Mar 18The open label PIIb MYR-202 trial (n=120) in chronically co-infected hepatitis B virus and hepatitis D virus pts is complete. This demonstrated dose-dependent antiviral efficacy with improvements of biochemical activity and liver stiffness after 24 weeks. The primary endpoint (HDV RNA negativation or decrease by ≥2 log10 from baseline to Week 24) was reached by 46%, 47%, 77%, and 3% of pts of arms A (Myrcludex B 2mg/day s.c. + tenofovir), B (Myrcludex B 5mg/day s.c. + tenofovir), C (Myrcludex B 10mg/day s.c. + tenofovir) and D (tenofovir). Median HDV RNA declined by - 1.75 log, - 1.60 log, - 2.70 log and - 0.18 log and ALT normaliaation was achieved in 42.8%, 50%, 40% and 6.6% respectively. No significant changes in all arms were observed for HBsAg. Elevated conjugated bile salts were observed in pts treated with myrcludex B. Myrcludex B was well tolerated. Apart from bile acids increase, no specific AE pattern was observed except for temporary injection site reactions and lab abnormalities. Two SAEs led to study medication withdrawal. [4,6]
Mar 18PIIb MYR-202 trial completed which evaluated the efficacy and safety of bulevirtide in combination with tenofovir in chronically co-infected hepatitis B virus and hepatitis D virus patients. 
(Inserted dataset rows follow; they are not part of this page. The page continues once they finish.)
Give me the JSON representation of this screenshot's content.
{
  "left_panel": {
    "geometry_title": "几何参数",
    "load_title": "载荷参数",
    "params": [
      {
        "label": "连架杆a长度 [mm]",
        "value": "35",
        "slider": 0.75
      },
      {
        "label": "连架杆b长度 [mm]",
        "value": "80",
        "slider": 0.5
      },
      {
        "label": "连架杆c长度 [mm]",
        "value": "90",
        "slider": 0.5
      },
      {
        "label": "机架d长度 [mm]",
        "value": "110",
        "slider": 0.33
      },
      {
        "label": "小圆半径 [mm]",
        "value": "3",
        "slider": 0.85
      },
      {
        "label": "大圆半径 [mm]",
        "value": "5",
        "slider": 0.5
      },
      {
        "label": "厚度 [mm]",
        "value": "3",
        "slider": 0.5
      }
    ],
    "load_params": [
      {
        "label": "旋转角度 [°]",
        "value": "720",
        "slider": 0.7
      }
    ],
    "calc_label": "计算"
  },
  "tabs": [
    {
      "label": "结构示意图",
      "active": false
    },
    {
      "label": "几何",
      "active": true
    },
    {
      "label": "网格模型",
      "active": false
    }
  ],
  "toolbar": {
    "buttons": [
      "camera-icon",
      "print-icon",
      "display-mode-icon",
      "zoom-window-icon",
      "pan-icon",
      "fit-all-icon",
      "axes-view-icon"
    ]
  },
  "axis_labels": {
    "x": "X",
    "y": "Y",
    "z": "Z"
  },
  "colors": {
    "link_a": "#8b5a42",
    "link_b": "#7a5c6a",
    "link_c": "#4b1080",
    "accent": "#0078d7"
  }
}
Apr 17Enrolment complete in the open label, randomised PIIb MYR-203 trial to evaluate efficacy and safety of bulevirtide + pegylated interferon alpha vs. pegylated interferon alpha alone in chronically hepatitis B virus (HBV)/hepatitis D virus (HBD) co-infected pts (MYR203; NCT02888106, n=90). The primary endpoint, improvement of the HDV RNA sustained virologic response (SVR) rates and improvement in HBsAg loss rates. Interim data showed declined serum HDV RNA levels in all Myrcludex B arms at week 48 (-4.59 log 10 IU/ml in B (n=15), -5.33 log 10 IU/ml in C (n=14), and -2.47 log 10 IU/ ml in D (n=14)). HDV RNA was reduced by 1.95 log 10 IU/ml by PEG-IFNα alone. HDV RNA was undetectable in 2/15 (A - PEG-IFNα once weekly), 10/15 (B - Myrcludex B 2 mg), 8/14 (C- Myrcludex B once daily plus PEG-IFNα) and 2/14 (D - Myrcludex B 5mg alone) pts at week 48. HBsAg changes were not observed under monotherapy. Myrcludex B was well tolerated with 155 drug related adverse events with 72 adverse events caused by increase in total bile salts which returned to baseline by week 50. Serious drug adverse events were not observed.